How to apply wood veneer to metal, scrap wood storage ideas - How to Do

Categories: Woodworking Plans Corner Desk | Author: admin 20.08.2013

When required, a sand and cement mortar mix will then be applied over the metal lath, as thin as possible, but making sure that the lath is completely covered and SURFACE IS LEVEL.
Veneer pros discuss vacuum bag and other techniques for making veneer conform to a three-dimensional surface like the gauge panel of a Jaguar automobile dashboard. I seem to remember a Fine Woodworking article about applying veneer on a demilune table and having the veneer wrap around the curved table edge. Contributor J, you have a good memory, as your description of how it was done in that FWW article is pretty close to how I did it.
By the way, the veneer I used on that table in the article was birdseye maple, which works fairly well.
I would go in a spiral pattern, as you shouldn't be able to bend the veneer, but little by little you can achieve this look.
If you have a question regarding a Knowledge Base article, your best chance at uncovering an answer is to search the entire Knowledge Base for related articles or to post your question at the appropriate WOODWEB Forum. No foundation or structural changes are necessary, as Coronado Stone veneer becomes an integral part of the surface to which it is attached. After gluing up the core and veneer with epoxy and bagging the part, the guy sucked out a good volume of air, then stopped the pump. The veneer could be almost flat with a pile of molded resin on top of it to give it that 3D look.

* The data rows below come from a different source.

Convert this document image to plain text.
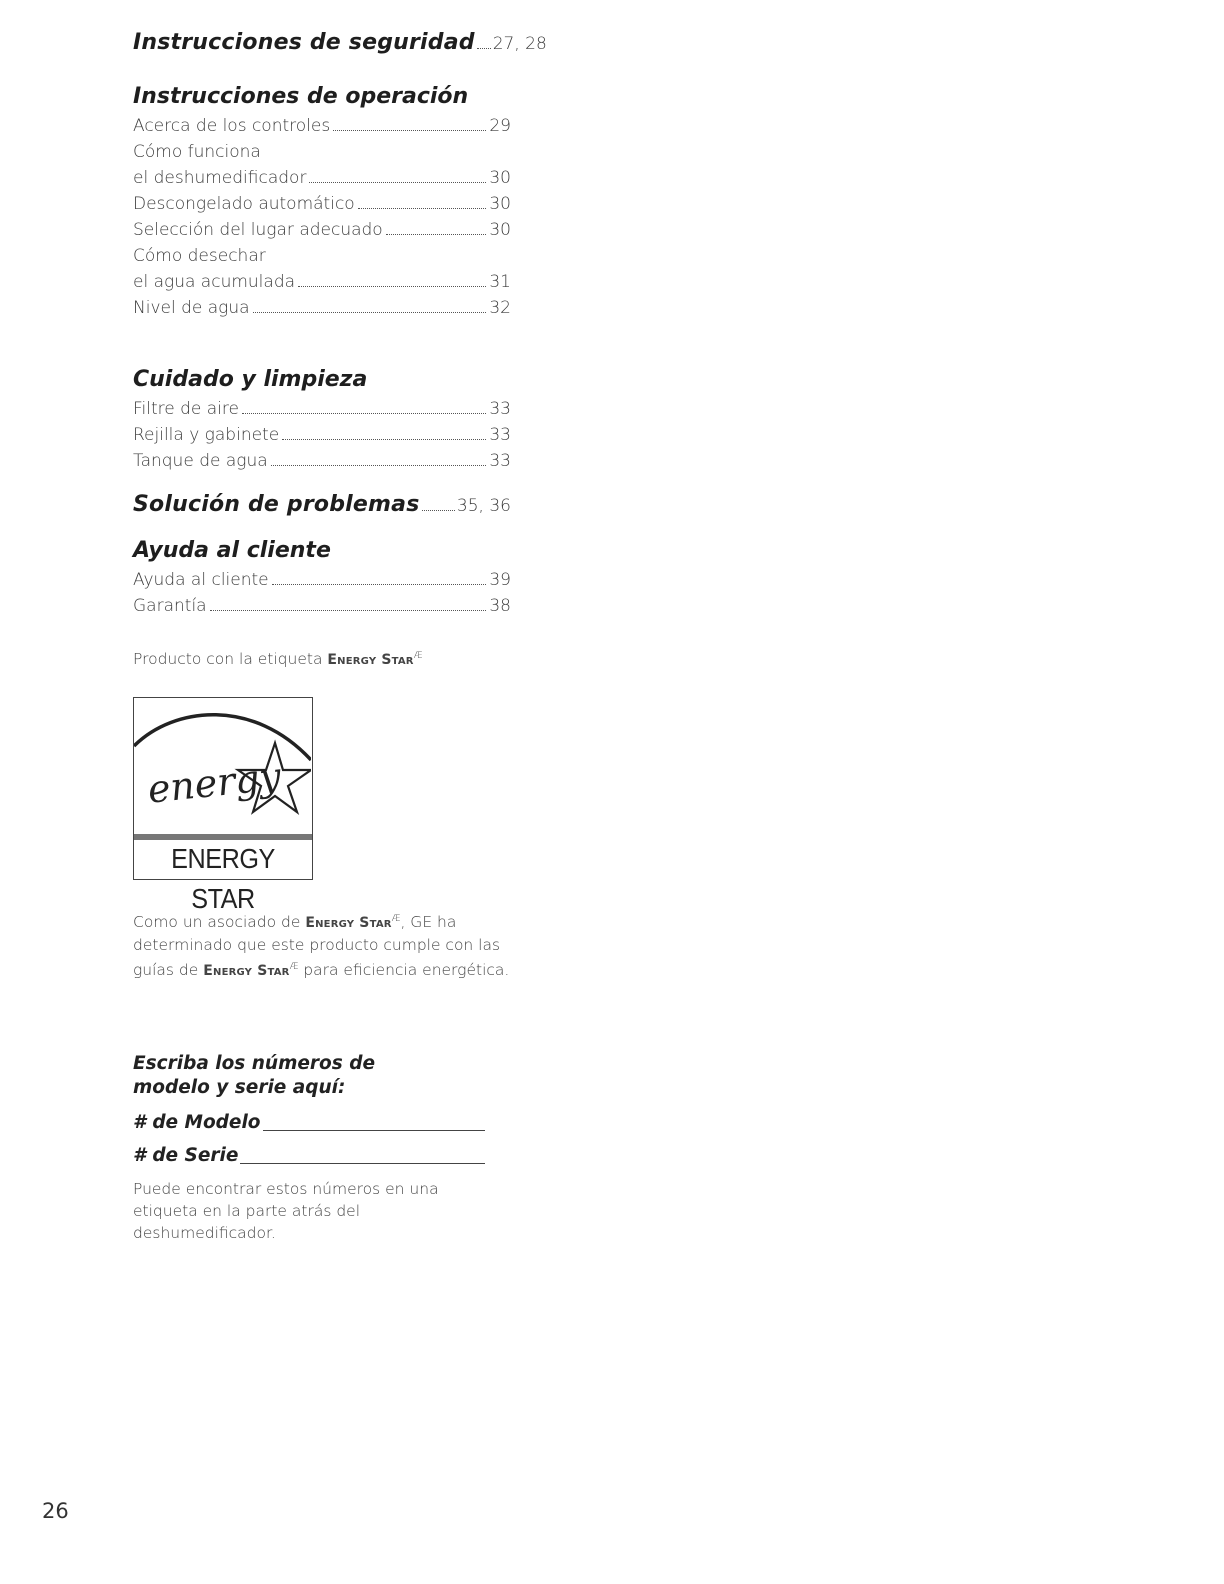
Instrucciones de seguridad 27, 28
Instrucciones de operación
Acerca de los controles	29
Cómo funciona
el deshumedificador	30
Descongelado automático	30
Selección del lugar adecuado	30
Cómo desechar
el agua acumulada	31
Nivel de agua	32
Cuidado y limpieza
Filtre de aire	33
Rejilla y gabinete	33
Tanque de agua	33
Solución de problemas 35, 36
Ayuda al cliente
Ayuda al cliente	39
Garantía	38
Producto con la etiqueta Energy Star$^Æ$
energy
ENERGY STAR
Como un asociado de Energy Star$^Æ$, GE ha determinado que este producto cumple con las guías de Energy Star$^Æ$ para eficiencia energética.
Escriba los números de modelo y serie aquí:
# de Modelo
# de Serie
Puede encontrar estos números en una etiqueta en la parte atrás del deshumedificador.
26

I have some fleece backed bamboo veneer, but I'm sure it's not the same thing as this is thick and would break easily. The thing I would add to what you said is to wipe the veneer with a wet sponge in the area where the veneer has to do the three dimensional bending. I have 10 years experience in automotive wood trim manufacture, both at Bentley and currently at Rolls-Royce. Judicious application of a rubber roller started compressing the tiny creases that resulted.
With a little practice and patience I think almost anyone could successfully veneer the dashboard shown in this post. The way we do it, using unbacked 0.5mm thick veneer, is either by a die pressing method which uses a high pressure die press and corresponding male and female tools, or using a membrane pressing method which uses a liquid glue and a lower temperature than the die press, which is around 140°C. This is standard thickness wood veneer which folds down perfectly into the circular gauge bevels with almost no cracking. Lay thin strips of wood across the glued surface of the ply, then position your veneer on top of the wooden lats. The key here is the fleece backing and the flexing, which allows the veneer to conform to these various curves without breaking.
You are also right that burls do this better than regular grained wood, especially walnut burl.


There should be around 15% moisture content in the veneer, and burr veneers work more readily than straight grain veneers, which tend just to split. Sometimes I wonder if that's why almost all dashboards and car components are in this particular veneer. I believe that this is knowledge that only an apprentice or a very determined person should learn. After the epoxy kicked, the bag was removed and the resulting lumps were sanded smooth by hand, yielding an apparently acceptable result (or judicious Photoshopping - one never can tell). The entire part is obviously made of different pieces of veneer (the top for instance), but the gauge aspect are complete, continuous veneer. Then cut a small enough hole where you want the hole to be (above the hole in the ply) and start to go around the edges with your veneering hammer, pressing the veneer down. I've never had to do this method myself, but if I did, I'd probably try some burl because there's a lot of potential grain stretching and compression that needs to go on. Being that burl is mostly end-grain no matter how you slice it, it's amazing how much it will stretch.